The music of John Adams is usually categorized as minimalist or post-minimalist although in interview he has categorised himself in typically witty fashion as a ‘post-style’ composer. While Adams employs minimalist techniques, such as repeating patterns, he is not a strict follower of the movement. Adams was born a generation after Steve Reich and Philip Glass, and his writing is more developmental and directionalized, containing climaxes and other elements of Romanticism. Comparing Shaker Loops to minimalist composer Terry Riley’s piece In C, Adams says,

rather than set up small engines of motivic materials and let them run free in a kind of random play of counterpoint, I used the fabric of continually repeating cells to forge large architectonic shapes, creating a web of activity that, even within the course of a single movement, was more detailed, more varied, and knew both light and dark, serenity and turbulence.[4]

Many of Adams’s ideas in composition are a reaction to the philosophy of serialism and its depictions of “the composer as scientist.”[5] The Darmstadt school of twelve tone composition was dominant during the time that Adams was receiving his college education, and he compared class to a “mausoleum where we would sit and count tone-rows in Webern.”[6][page needed] By the time he graduated, he was disillusioned with the restrained feeling and inaccessibility of serialism.

Adams experienced a musical awakening after reading John Cage’s book Silence (1973), which he claimed “dropped into [his] psyche like a time bomb.”[7] Cage’s school posed fundamental questions about what music was, and regarded all types of sounds as viable sources of music.
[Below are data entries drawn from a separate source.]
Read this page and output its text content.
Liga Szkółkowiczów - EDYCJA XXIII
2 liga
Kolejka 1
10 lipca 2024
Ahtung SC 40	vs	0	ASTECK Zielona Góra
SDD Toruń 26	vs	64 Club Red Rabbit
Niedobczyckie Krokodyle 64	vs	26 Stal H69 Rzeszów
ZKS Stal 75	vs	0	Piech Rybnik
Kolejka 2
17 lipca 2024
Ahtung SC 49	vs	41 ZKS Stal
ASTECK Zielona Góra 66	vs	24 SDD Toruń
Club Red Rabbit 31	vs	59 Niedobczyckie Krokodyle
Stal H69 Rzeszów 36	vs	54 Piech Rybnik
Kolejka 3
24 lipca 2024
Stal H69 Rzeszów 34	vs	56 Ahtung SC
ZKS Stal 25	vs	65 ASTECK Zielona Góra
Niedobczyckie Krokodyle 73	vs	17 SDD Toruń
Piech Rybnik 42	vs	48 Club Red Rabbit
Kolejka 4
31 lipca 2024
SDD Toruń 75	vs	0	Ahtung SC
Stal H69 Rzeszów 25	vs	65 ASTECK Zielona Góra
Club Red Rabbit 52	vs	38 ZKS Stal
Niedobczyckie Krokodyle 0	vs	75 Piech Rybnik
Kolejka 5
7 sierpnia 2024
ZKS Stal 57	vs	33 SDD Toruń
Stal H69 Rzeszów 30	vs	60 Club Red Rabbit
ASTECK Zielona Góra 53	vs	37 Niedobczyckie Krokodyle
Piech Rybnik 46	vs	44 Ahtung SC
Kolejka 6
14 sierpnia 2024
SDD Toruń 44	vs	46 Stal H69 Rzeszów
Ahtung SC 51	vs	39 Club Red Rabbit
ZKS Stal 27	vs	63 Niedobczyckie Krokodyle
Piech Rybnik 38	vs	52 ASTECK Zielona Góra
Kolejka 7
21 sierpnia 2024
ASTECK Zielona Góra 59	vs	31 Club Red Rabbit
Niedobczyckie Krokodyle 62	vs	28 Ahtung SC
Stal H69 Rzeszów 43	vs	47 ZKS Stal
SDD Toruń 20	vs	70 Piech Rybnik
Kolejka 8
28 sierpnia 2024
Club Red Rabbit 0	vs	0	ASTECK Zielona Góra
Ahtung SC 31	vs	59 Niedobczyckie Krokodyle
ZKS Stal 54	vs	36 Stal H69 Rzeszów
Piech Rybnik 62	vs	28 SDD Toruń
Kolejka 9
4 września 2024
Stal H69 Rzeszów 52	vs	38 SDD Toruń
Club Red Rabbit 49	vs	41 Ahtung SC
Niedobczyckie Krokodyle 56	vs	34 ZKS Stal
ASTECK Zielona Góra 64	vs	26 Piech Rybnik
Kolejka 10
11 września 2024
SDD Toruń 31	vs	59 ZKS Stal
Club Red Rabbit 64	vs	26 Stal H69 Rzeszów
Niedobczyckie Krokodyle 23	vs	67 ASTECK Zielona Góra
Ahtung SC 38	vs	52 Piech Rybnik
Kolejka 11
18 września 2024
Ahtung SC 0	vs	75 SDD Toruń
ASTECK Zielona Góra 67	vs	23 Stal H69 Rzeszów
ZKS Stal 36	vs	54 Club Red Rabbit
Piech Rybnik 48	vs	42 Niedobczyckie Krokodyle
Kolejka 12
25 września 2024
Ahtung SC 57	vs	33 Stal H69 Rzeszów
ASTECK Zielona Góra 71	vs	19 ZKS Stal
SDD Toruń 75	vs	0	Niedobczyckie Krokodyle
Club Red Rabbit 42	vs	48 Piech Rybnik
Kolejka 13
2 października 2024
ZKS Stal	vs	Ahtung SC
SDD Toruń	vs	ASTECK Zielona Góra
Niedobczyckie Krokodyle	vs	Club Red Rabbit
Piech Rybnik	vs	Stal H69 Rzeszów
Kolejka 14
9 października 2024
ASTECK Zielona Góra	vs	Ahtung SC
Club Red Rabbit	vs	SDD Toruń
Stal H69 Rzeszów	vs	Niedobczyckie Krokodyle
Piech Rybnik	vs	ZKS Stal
This perspective offered to Adams a liberating alternative to the rule-based techniques of serialism. At this point Adams began to experiment with electronic music, and his experiences are reflected in the writing of Phrygian Gates (1977–78), in which the constant shifting between modules in Lydian mode and Phrygian mode refers to activating electronic gates rather than architectural ones. Adams explained that working with synthesizers caused a “diatonic conversion,” a reversion to the belief that tonality was a force of nature.[8]

Minimalism offered the final solution to Adams’s creative dilemma. Adams was attracted to its pulsating and diatonic sound, which provided an underlying rhetoric on top of which Adams could express what he wanted in his compositions. Although some of his pieces sound similar to those written by minimalist composers, Adams actually rejects the idea of mechanistic procedure-based or process music; what Adams took away from minimalism was tonality and/or modality, and the rhythmic energy from repetition.
John Adams, Phrygian Gates, mm 21-40 (1977)
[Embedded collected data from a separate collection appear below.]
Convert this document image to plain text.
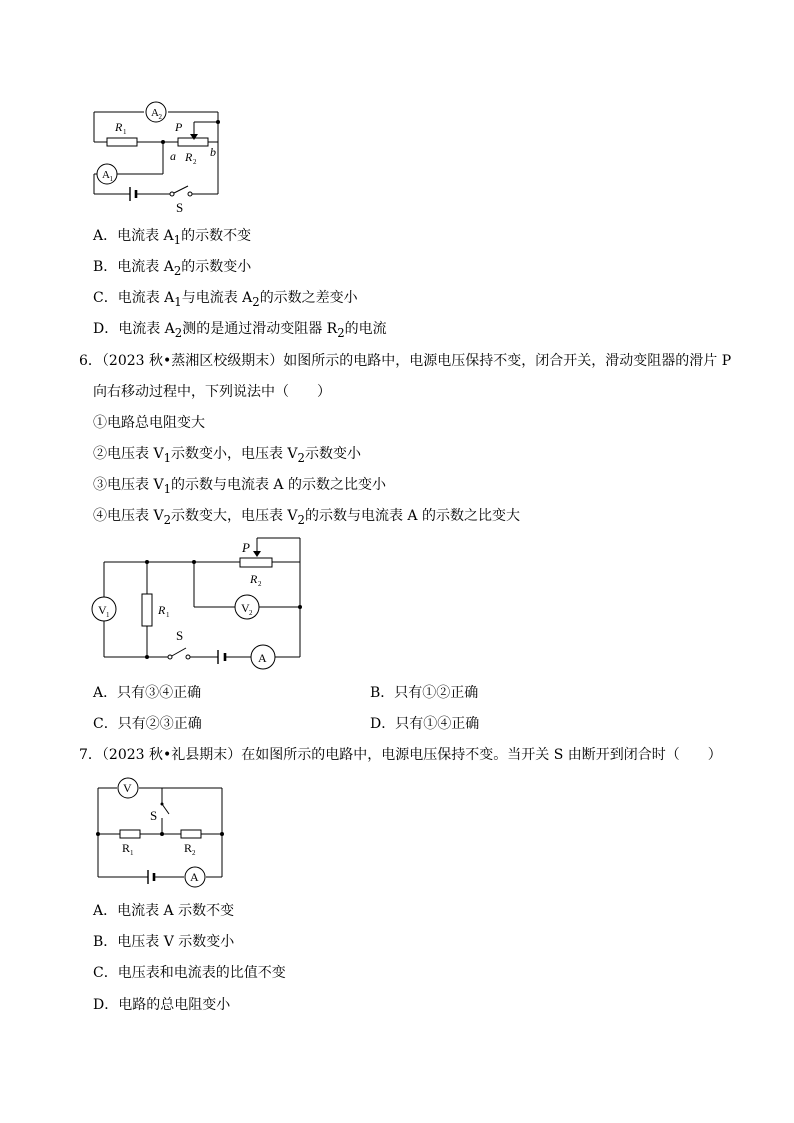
A 2
A 1
R 1	P
a R 2
b
S
A．电流表 $A_1$的示数不变
B．电流表 $A_2$的示数变小
C．电流表 $A_1$与电流表 $A_2$的示数之差变小
D．电流表 $A_2$测的是通过滑动变阻器 $R_2$的电流
6．（2023 秋•蒸湘区校级期末）如图所示的电路中，电源电压保持不变，闭合开关，滑动变阻器的滑片 P
向右移动过程中，下列说法中（　　）
①电路总电阻变大
②电压表 $V_1$示数变小，电压表 $V_2$示数变小
③电压表 $V_1$的示数与电流表 A 的示数之比变小
④电压表 $V_2$示数变大，电压表 $V_2$的示数与电流表 A 的示数之比变大
V 1	V 2
A
P
R 2
R 1
S
A．只有③④正确	B．只有①②正确
C．只有②③正确	D．只有①④正确
7．（2023 秋•礼县期末）在如图所示的电路中，电源电压保持不变。当开关 S 由断开到闭合时（　　）
V
A
S
R 1	R 2
A．电流表 A 示数不变
B．电压表 V 示数变小
C．电压表和电流表的比值不变
D．电路的总电阻变小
Some of Adams’s compositions are an amalgamation of different styles. One example is Grand Pianola Music (1981–82), a humorous piece that purposely draws its content from musical cliches. In The Dharma at Big Sur, Adam’s draws from literary texts such as Jack Kerouac, Gary Snyder and Henry Miller to illustrate the California landscape. Adams professes his love of other genres other than classical music; his parents were jazz musicians, and he also listens to rock music. Adams once claimed that originality wasn’t an urgent concern for him the way it was necessary for the minimalists, and compared his position to that of Gustav Mahler, J. S. Bach, and Johannes Brahms, who “were standing at the end of an era and were embracing all of the evolutions that occurred over the previous thirty to fifty years.”[9][page needed] The music of Adams is defined by his ability to integrate different styles, especially elements of Americana, and can thus be more accurately compared to Aaron Copland’s style in the 1940s and Leonard Bernstein’s in the 1950s rather than to Reich or Glass.[citation needed]
[edit] Style and analysis
John Adams, Fearful Symmetries, mm 197-202 (1988)
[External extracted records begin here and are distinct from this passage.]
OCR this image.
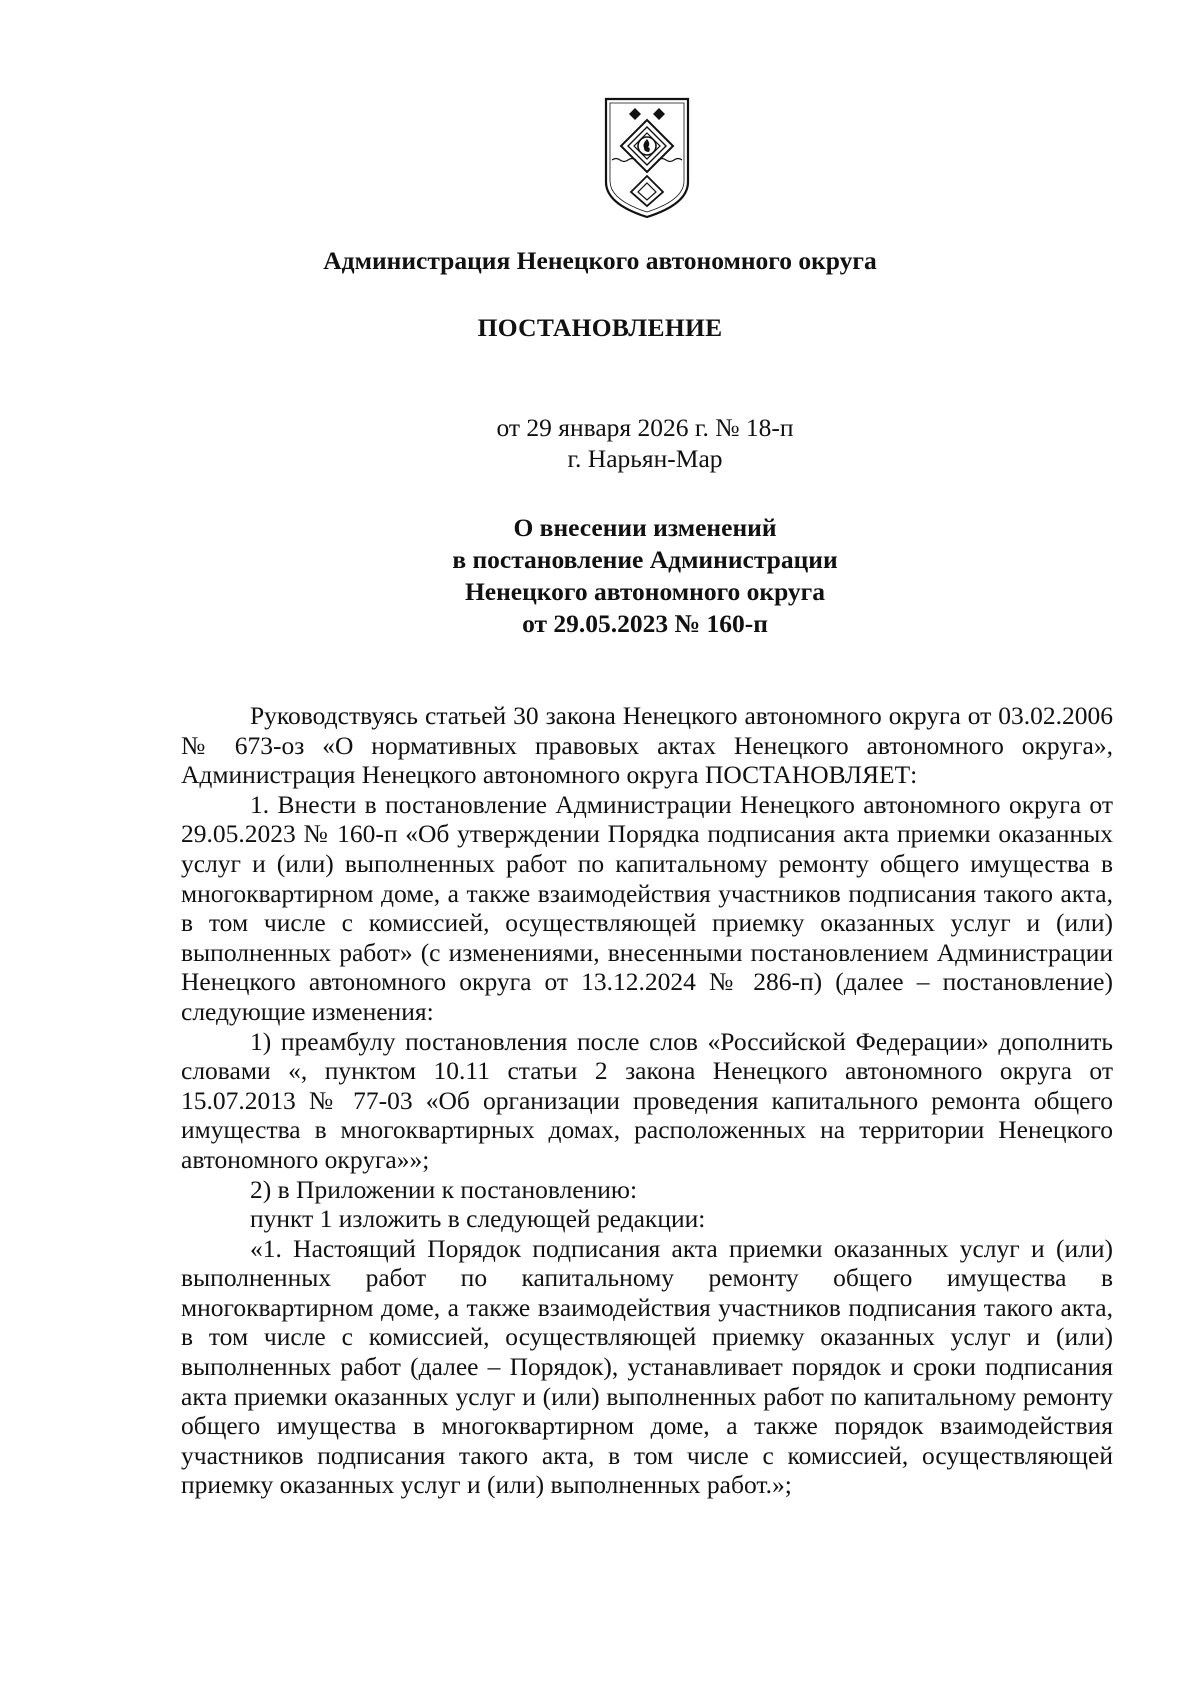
Администрация Ненецкого автономного округа
ПОСТАНОВЛЕНИЕ
от 29 января 2026 г. № 18-п
г. Нарьян-Мар
О внесении изменений
в постановление Администрации
Ненецкого автономного округа
от 29.05.2023 № 160-п

Руководствуясь статьей 30 закона Ненецкого автономного округа от 03.02.2006 № 673-оз «О нормативных правовых актах Ненецкого автономного округа», Администрация Ненецкого автономного округа ПОСТАНОВЛЯЕТ:

1. Внести в постановление Администрации Ненецкого автономного округа от 29.05.2023 № 160-п «Об утверждении Порядка подписания акта приемки оказанных услуг и (или) выполненных работ по капитальному ремонту общего имущества в многоквартирном доме, а также взаимодействия участников подписания такого акта, в том числе с комиссией, осуществляющей приемку оказанных услуг и (или) выполненных работ» (с изменениями, внесенными постановлением Администрации Ненецкого автономного округа от 13.12.2024 № 286-п) (далее – постановление) следующие изменения:

1) преамбулу постановления после слов «Российской Федерации» дополнить словами «, пунктом 10.11 статьи 2 закона Ненецкого автономного округа от 15.07.2013 № 77-03 «Об организации проведения капитального ремонта общего имущества в многоквартирных домах, расположенных на территории Ненецкого автономного округа»»;

2) в Приложении к постановлению:

пункт 1 изложить в следующей редакции:

«1. Настоящий Порядок подписания акта приемки оказанных услуг и (или) выполненных работ по капитальному ремонту общего имущества в многоквартирном доме, а также взаимодействия участников подписания такого акта, в том числе с комиссией, осуществляющей приемку оказанных услуг и (или) выполненных работ (далее – Порядок), устанавливает порядок и сроки подписания акта приемки оказанных услуг и (или) выполненных работ по капитальному ремонту общего имущества в многоквартирном доме, а также порядок взаимодействия участников подписания такого акта, в том числе с комиссией, осуществляющей приемку оказанных услуг и (или) выполненных работ.»;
Adams, like other minimalists of his time (e.g. Philip Glass), used a steady pulse that defines and controls the music. The pulse was best known from Terry Riley’s early composition In C, and slowly more and more composers used it as a common practice. Jonathan Bernard highlighted this adoption by comparing Phrygian Gates, written in 1977, and Fearful Symmetries written eleven years later in 1988.[10]